14. The apparatus according to any of claims 1 to 9, wherein the means for deriving the background signal comprises means for subtracting the at least one sound signal from the input audio signal.

15. The apparatus according to any of claims 1 to 14, wherein the means for deriving the respective at least one modified sound signal comprises means for applying, to a respective sound signal, audio processing that implements the audio effect associated with the respective sound signal to derive the respective modified sound signal.

16. The apparatus according to claim 15, wherein the means for deriving the respective at least one modified sound signal is arranged to: in case the respective sound signal comprises a monaural audio signal, derive the respective modified sound signal via applying the audio processing that implements the audio effect associated with the respective sound signal and applying audio panning to arrange the resulting modified sound content in the respective sound direction of the spatial audio image the respective sound signal serves to represent; in case the respective sound signal comprises a spatial audio signal, derive the respective modified sound signal via applying the audio processing that implements the audio effect associated with the respective sound signal.

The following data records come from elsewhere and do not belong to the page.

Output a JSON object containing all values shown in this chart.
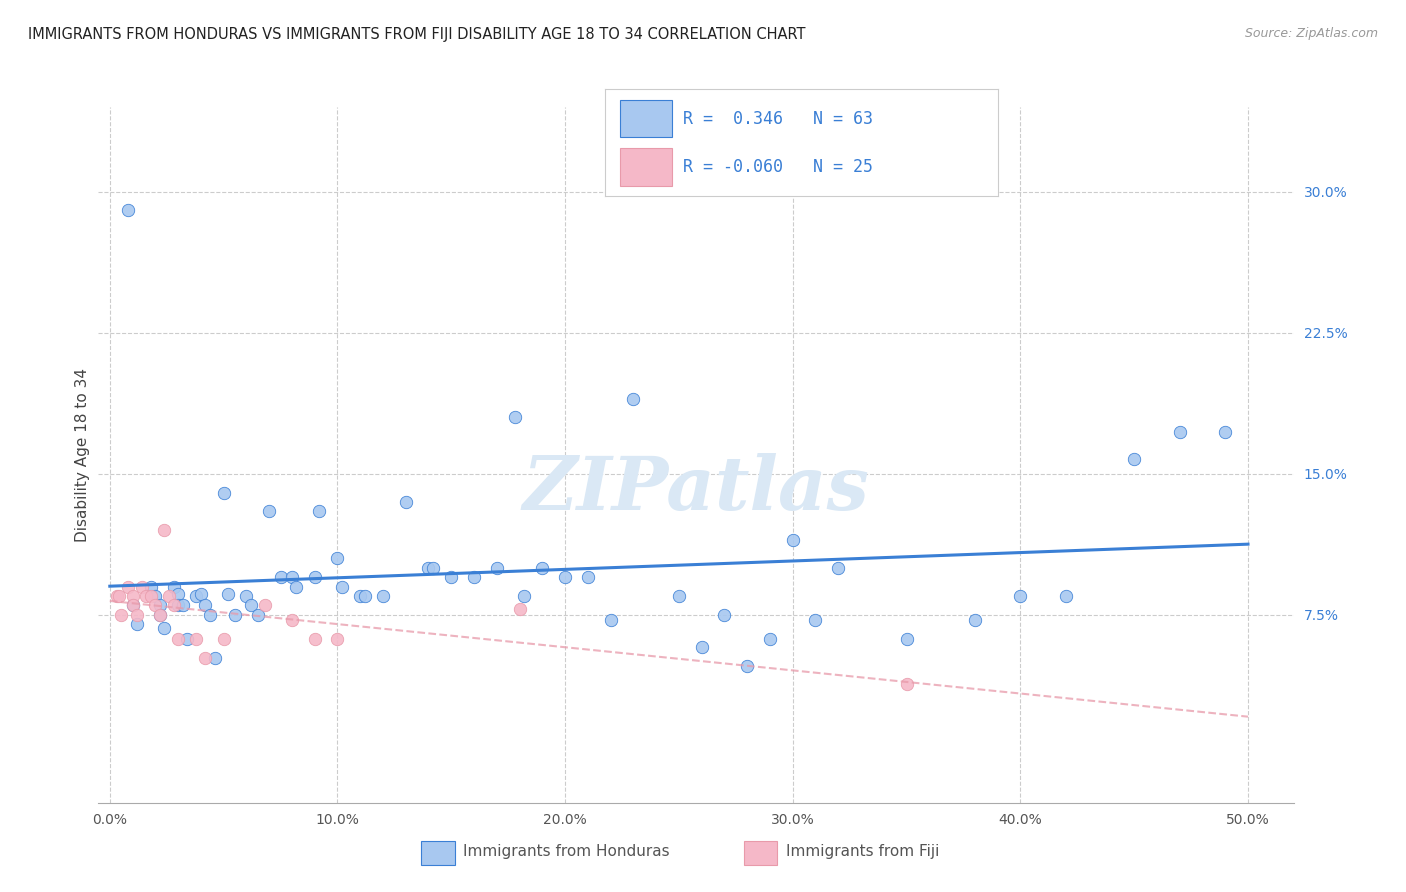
{
  "title": "IMMIGRANTS FROM HONDURAS VS IMMIGRANTS FROM FIJI DISABILITY AGE 18 TO 34 CORRELATION CHART",
  "source": "Source: ZipAtlas.com",
  "ylabel": "Disability Age 18 to 34",
  "ytick_labels": [
    "7.5%",
    "15.0%",
    "22.5%",
    "30.0%"
  ],
  "ytick_values": [
    0.075,
    0.15,
    0.225,
    0.3
  ],
  "xtick_positions": [
    0.0,
    0.1,
    0.2,
    0.3,
    0.4,
    0.5
  ],
  "xtick_labels": [
    "0.0%",
    "10.0%",
    "20.0%",
    "30.0%",
    "40.0%",
    "50.0%"
  ],
  "xlim": [
    -0.005,
    0.52
  ],
  "ylim": [
    -0.025,
    0.345
  ],
  "r_honduras": 0.346,
  "n_honduras": 63,
  "r_fiji": -0.06,
  "n_fiji": 25,
  "color_honduras": "#a8c8f0",
  "color_fiji": "#f5b8c8",
  "line_color_honduras": "#3a7fd5",
  "line_color_fiji": "#e89aaa",
  "watermark": "ZIPatlas",
  "watermark_color": "#dae8f5",
  "background_color": "#ffffff",
  "grid_color": "#cccccc",
  "honduras_x": [
    0.008,
    0.01,
    0.012,
    0.018,
    0.02,
    0.022,
    0.022,
    0.024,
    0.028,
    0.03,
    0.03,
    0.032,
    0.034,
    0.038,
    0.04,
    0.042,
    0.044,
    0.046,
    0.05,
    0.052,
    0.055,
    0.06,
    0.062,
    0.065,
    0.07,
    0.075,
    0.08,
    0.082,
    0.09,
    0.092,
    0.1,
    0.102,
    0.11,
    0.112,
    0.12,
    0.13,
    0.14,
    0.142,
    0.15,
    0.16,
    0.17,
    0.178,
    0.182,
    0.19,
    0.2,
    0.21,
    0.22,
    0.23,
    0.25,
    0.26,
    0.27,
    0.28,
    0.29,
    0.3,
    0.31,
    0.32,
    0.35,
    0.38,
    0.4,
    0.42,
    0.45,
    0.47,
    0.49
  ],
  "honduras_y": [
    0.29,
    0.08,
    0.07,
    0.09,
    0.085,
    0.08,
    0.075,
    0.068,
    0.09,
    0.086,
    0.08,
    0.08,
    0.062,
    0.085,
    0.086,
    0.08,
    0.075,
    0.052,
    0.14,
    0.086,
    0.075,
    0.085,
    0.08,
    0.075,
    0.13,
    0.095,
    0.095,
    0.09,
    0.095,
    0.13,
    0.105,
    0.09,
    0.085,
    0.085,
    0.085,
    0.135,
    0.1,
    0.1,
    0.095,
    0.095,
    0.1,
    0.18,
    0.085,
    0.1,
    0.095,
    0.095,
    0.072,
    0.19,
    0.085,
    0.058,
    0.075,
    0.048,
    0.062,
    0.115,
    0.072,
    0.1,
    0.062,
    0.072,
    0.085,
    0.085,
    0.158,
    0.172,
    0.172
  ],
  "fiji_x": [
    0.003,
    0.004,
    0.005,
    0.008,
    0.01,
    0.01,
    0.012,
    0.014,
    0.016,
    0.018,
    0.02,
    0.022,
    0.024,
    0.026,
    0.028,
    0.03,
    0.038,
    0.042,
    0.05,
    0.068,
    0.08,
    0.09,
    0.1,
    0.18,
    0.35
  ],
  "fiji_y": [
    0.085,
    0.085,
    0.075,
    0.09,
    0.085,
    0.08,
    0.075,
    0.09,
    0.085,
    0.085,
    0.08,
    0.075,
    0.12,
    0.085,
    0.08,
    0.062,
    0.062,
    0.052,
    0.062,
    0.08,
    0.072,
    0.062,
    0.062,
    0.078,
    0.038
  ]
}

17. The apparatus according to any of claims 1 to 16, wherein said audio effect comprises one of the following: audio equalization, pitch shifting, vibrato, tremolo, a vocoder effect.

18. The apparatus according to any of claims 1 to 17, wherein the input audio signal comprises a multi-channel audio signal derived on basis of respective microphone signals obtained from respective one or more microphones of a microphone array.

19. An apparatus for audio processing, the apparatus comprising at least one processor and at least one memory including computer program code, which, when executed by the at least one processor, causes the apparatus to: receive an input audio signal that represents a spatial audio image and respective indications of a sound direction within the spatial audio image and an audio effect to be applied to sounds in the respective sound direction for one or more sound directions; derive, based on the input audio signal in dependence of said one or more sound directions and the respective audio effects, at least one sound signal that represents sounds in said one or more sound directions and a background signal that represents sounds in other sound directions of the spatial audio image, wherein a sound signal represents sounds in at least one of the one or more sound directions and has one of the audio effects associated therewith; derive, based on said at least one sound signal, via application of the respective audio effect, respective at least one modified sound signal; and derive the spatial audio signal based on the at least one modified sound signal and on the background signal.

20. A method for audio processing, the method comprising: receiving an input audio signal that represents a spatial audio image and respective indications of a sound direction within the spatial audio image and an audio effect to be applied to sounds in the respective sound direction for one or more sound directions; deriving, based on the input audio signal in dependence of said one or more sound directions and the respective audio effects, at least one sound signal that represents sounds in said one or more sound directions and a background signal that represents sounds in other sound directions of the spatial audio image, wherein a sound signal represents sounds in at least one of the one or more sound directions and has one of the audio effects associated therewith; deriving, based on said at least one sound signal, via application of the respective audio effect, respective at least one modified sound signal; and deriving the spatial audio signal based on the at least one modified sound signal and on the background signal.

21. A computer readable medium comprising program instructions for causing an apparatus to perform at least the method according to claim 20.